Par Didier Pasamonik (L’Agence BD) le 24 octobre 2007                      Lien  
La salle a été comble toute la journée dimanche dernier à l’auditorium du Musée d’Art et d’Histoire du Judaïsme à l’occasion de Lire en Fête. Joe Kubert, Ben Katchor, Miryam Katin, Diane Noomin et Aline Kominsky-Crumb ont été les figures de cette journée pas comme les autres.

J’avais commencé par un hommage à Annie Baron-Carvais en présence de son père Charles Baron. Derrière lui, Pascal Ory, qui lui a dédicacé la biographie de René Goscinny. Annie est décédée à New York. Elle qui avait tant fait pour la promotion du comic-book en France, notamment dans les milieux universitaires. Lui dédicacer cette journée, « New York en BD » au Musée d’Art et d’Histoire du Judaïsme était dans l’ordre des choses.

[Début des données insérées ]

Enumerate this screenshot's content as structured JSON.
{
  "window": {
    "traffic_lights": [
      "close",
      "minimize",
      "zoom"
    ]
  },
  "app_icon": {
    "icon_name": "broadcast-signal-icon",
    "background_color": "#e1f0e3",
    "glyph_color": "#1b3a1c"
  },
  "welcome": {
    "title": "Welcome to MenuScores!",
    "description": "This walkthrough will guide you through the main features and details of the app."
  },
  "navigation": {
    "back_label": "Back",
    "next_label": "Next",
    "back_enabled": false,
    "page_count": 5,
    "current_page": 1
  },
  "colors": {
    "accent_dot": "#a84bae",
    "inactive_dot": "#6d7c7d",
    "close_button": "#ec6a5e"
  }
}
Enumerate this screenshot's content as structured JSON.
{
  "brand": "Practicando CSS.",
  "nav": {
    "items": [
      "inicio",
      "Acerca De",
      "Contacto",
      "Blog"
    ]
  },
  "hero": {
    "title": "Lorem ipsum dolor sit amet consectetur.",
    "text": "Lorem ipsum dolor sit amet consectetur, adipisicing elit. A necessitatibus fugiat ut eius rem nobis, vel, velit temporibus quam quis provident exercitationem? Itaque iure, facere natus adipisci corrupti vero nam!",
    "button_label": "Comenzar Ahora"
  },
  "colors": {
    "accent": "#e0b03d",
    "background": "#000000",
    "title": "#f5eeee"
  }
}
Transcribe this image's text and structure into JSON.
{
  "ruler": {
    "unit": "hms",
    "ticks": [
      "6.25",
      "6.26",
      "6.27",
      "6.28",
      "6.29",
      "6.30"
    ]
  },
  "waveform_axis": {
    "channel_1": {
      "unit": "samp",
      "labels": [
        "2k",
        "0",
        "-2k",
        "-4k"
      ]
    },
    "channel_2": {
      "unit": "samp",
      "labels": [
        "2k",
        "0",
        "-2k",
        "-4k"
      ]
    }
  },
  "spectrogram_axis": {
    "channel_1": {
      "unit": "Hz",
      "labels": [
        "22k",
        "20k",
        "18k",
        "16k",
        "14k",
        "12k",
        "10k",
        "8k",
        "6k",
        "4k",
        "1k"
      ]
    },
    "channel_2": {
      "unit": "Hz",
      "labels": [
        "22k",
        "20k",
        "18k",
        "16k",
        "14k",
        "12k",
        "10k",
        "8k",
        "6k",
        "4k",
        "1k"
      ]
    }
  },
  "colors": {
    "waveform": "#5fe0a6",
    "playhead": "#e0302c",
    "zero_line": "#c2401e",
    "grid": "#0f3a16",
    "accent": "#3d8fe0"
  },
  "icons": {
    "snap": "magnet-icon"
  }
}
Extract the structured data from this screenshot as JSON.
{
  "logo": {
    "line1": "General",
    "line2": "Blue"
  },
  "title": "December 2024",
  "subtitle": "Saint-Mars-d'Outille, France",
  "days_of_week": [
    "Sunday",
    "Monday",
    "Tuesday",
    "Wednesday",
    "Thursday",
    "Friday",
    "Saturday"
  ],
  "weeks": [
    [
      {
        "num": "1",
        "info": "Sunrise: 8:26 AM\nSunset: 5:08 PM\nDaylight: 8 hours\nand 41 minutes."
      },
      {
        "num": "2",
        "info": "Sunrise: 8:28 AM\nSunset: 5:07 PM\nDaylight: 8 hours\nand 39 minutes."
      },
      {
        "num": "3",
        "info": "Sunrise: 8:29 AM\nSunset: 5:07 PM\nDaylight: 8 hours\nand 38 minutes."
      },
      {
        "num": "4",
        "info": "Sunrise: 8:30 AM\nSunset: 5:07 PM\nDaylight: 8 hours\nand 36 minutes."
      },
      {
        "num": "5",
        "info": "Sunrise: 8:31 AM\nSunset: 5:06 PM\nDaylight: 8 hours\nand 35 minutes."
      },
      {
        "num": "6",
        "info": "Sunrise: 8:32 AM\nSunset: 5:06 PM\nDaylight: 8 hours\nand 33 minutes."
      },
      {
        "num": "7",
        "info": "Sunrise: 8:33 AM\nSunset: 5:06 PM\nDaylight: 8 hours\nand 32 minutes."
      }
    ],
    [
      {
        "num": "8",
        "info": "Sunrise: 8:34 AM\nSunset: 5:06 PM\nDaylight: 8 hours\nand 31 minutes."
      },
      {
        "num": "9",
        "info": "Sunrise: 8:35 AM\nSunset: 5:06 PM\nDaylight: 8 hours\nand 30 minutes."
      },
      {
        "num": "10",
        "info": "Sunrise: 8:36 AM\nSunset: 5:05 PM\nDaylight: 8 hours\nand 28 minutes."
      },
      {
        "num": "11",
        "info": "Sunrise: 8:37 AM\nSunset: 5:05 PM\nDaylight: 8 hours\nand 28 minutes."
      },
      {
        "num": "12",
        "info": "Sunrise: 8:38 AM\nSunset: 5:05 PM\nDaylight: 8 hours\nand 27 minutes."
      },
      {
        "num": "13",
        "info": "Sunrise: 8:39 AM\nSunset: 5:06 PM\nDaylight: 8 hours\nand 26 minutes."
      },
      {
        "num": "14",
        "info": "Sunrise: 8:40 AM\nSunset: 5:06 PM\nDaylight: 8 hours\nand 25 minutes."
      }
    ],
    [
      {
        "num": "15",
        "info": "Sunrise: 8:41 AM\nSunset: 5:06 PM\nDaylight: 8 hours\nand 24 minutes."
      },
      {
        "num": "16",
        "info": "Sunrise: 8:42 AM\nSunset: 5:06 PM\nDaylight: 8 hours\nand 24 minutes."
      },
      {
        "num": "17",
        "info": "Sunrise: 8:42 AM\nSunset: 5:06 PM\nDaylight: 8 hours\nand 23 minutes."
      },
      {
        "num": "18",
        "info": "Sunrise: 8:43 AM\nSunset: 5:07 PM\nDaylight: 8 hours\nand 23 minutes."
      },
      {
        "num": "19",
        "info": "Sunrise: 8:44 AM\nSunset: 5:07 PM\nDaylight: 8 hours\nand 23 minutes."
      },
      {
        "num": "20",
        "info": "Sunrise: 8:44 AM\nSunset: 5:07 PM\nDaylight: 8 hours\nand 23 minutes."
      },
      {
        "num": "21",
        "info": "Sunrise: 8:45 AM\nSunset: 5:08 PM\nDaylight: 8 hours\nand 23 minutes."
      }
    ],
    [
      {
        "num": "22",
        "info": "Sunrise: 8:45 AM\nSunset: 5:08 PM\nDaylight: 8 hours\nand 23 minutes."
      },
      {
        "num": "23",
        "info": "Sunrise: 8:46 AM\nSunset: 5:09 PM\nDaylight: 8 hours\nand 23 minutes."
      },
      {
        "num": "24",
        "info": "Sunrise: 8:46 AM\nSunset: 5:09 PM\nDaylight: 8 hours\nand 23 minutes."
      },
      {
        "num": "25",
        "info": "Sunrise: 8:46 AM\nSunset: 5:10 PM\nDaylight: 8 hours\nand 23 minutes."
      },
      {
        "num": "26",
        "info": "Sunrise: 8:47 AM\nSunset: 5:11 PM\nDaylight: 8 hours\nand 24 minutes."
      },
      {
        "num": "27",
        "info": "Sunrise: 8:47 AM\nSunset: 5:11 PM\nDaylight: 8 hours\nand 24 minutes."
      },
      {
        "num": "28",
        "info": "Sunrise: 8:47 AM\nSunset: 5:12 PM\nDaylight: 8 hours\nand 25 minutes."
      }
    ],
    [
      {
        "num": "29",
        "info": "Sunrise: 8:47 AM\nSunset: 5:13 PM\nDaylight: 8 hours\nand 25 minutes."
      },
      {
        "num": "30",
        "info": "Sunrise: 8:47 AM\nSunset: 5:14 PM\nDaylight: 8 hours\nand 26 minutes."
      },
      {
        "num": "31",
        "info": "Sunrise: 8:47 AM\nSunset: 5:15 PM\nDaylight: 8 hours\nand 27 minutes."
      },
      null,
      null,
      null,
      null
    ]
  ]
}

Joe Kubert plébiscité à Lire en Fête
Eddy Portnoy et Didier Pasamonik
Photo : L’Agence BD

La journée avait débuté par une intervention de l’historien new-yorkais Eddy Portnoy qui a fait découvrir à l’assistance les bandes dessinées d’une presse yiddish que beaucoup ignoraient.

Ensuite, l’écrivain Martin Winckler est venu nous parler de Superman, de Batman et des 4 Fantastiques avec la passion qui l’avait habitée lorsqu’il a découvert ces lectures à l’adolescence. Il s’est aussi étendu sur les évocations symboliques de la judéïté dans ces œuvres. Avec son intervention dans le documentaire sur Gotlib dont nous parlerons tout à l’heure, il semble que cette journée soit marquée pour lui d’une pierre blanche. Il explique d’ailleurs sur son blog combien cette journée a compté pour lui.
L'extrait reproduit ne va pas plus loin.